Ben Simmons, 6-10 small forward, Montverde (FL), LSU: Simmons, the nation’s top prospect, didn’t disappoint, as the Australian almost notched a triple-double, scoring 13 points, to go with nine rebounds and assists apiece. A unique point-forward type, Simmons’ game brings back memories of a young Billy Owens (for those of you old enough to remember him at Syracuse, prior to the NBA) and even some Lamar Odom, as the LSU signee’s court vision, open-court speed, ballhandling ability for his size and overall feel for the game are uncanny. As a scorer off the dribble capable of skillfully operating off ball screens, while also using his strong frame to post up smaller players and make an impact on the glass, it’s clear why Simmons is seen by many as the next big thing in the game.
–Caleb Swanigan, a rugged and skilled power forward out of Indiana, committed to Michigan State, surprising many observers Friday, as many believed he would pick Cal in a package deal with Oakland big man Ivan Rabb and Atlanta wing Jaylen Brown, both of whom are still undecided. The Spartans, coming off the momentum of a Final Four run, are a perfect fit for the husky Rabb, following Tom Izzo’s tradition of talented, hard-nosed big men, such as Zach Randolph and Draymond Green. The husky Swanigan could certainly improve on his conditioning, but his physical, vocal demeanor, nimble feet, rebounding instincts and touch on his jumper are likely to make him an outstanding player in the Big Ten. Add in the fact that he’ll be playing alongside his AAU teammate and fellow McDonald’s All-American Deyonta Davis, a 6-9 athlete, not to mention that the Spartans are returning key players like the versatile Denzel Valentine, and Michigan State could be poised to again make noise next winter.
–Monday night, Rabb, who I’ve had the pleasure of watching up close several times this season now that I live in The Town, will choose between Arizona, where several players from his Oakland Soldiers AAU team have attended, and hometown Cal. Honestly, he can’t go wrong either way, as he’s explained numerous times: Arizona is the traditional power, there’s playing time available with fellow Bay Area native Brandon Ashley declaring for the draft and the Wildcats would still be the cream of the crop in the Pac-12, as well as at least a top-25 team nationally, even with several top players departing the program; Rabb would be a legend if he went to nearby Berkeley (it seemed like half of Oakland was at his dramatic state-championship win at Cal’s Haas Pavilion), the Golden Bears would have a shot at making a run next season (even without Swanigan, as star guard Tyrone Wallace will be one of the nation’s top returning players if he bypasses the draft and the consensus No. 2 prep prospect in the country, the aforementioned Brown, has Cal on his long final list and has visited the campus) and he’d clearly be the team’s top interior offensive option. A long, athletic shot-blocking presence with strong finishing ability and a soft touch on his mid-range jumper, Rabb is also a great kid and regardless of what school he picks, he’s a candidate to be a one-and-done player in college and a long-time pro, especially after adding some bulk to his slender frame.

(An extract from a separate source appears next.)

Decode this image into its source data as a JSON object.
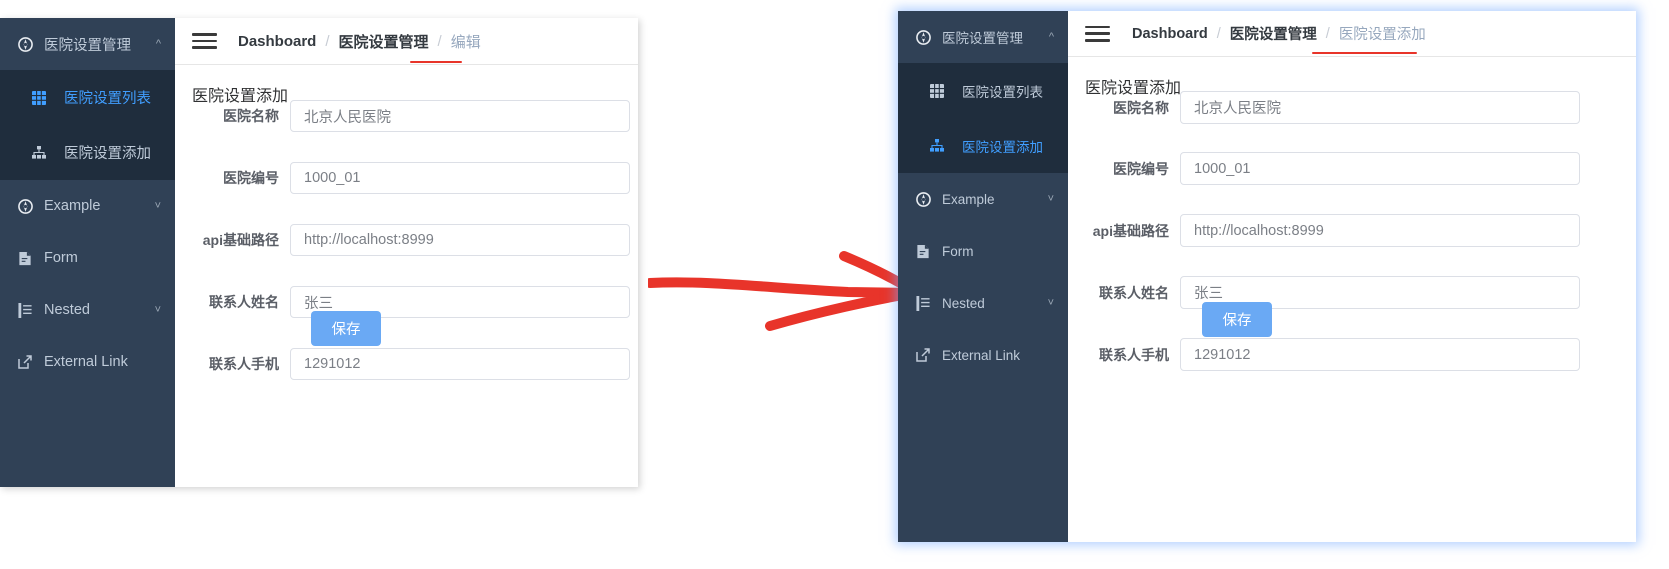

–Aside from Simmons, 7-0 power forward Thon Maker might have been the most highly-anticipated prospect on the World team heading into the practice sessions. However, Maker, who has been described as having a Durant-like skill set, had an up-and-down week and scored only two points Saturday(though he did snatch 10 rebounds), not making a shot from the floor. Obviously one performance won’t make or break Maker, who is originally from Sudan, started playing ball in Australia and has attended school in Louisiana, Virginia and now Canada, but with him reportedly considering re-classifying from the 2016 to 2015 class, it might be pertinent for him to further define his game sooner than later. Adding strength is a must, but after being billed as a big small forward with the ability to handle the ball and knock down deep jumpers, perhaps focusing on his mid-range, face-up post game and defense will serve him well both now and in the future.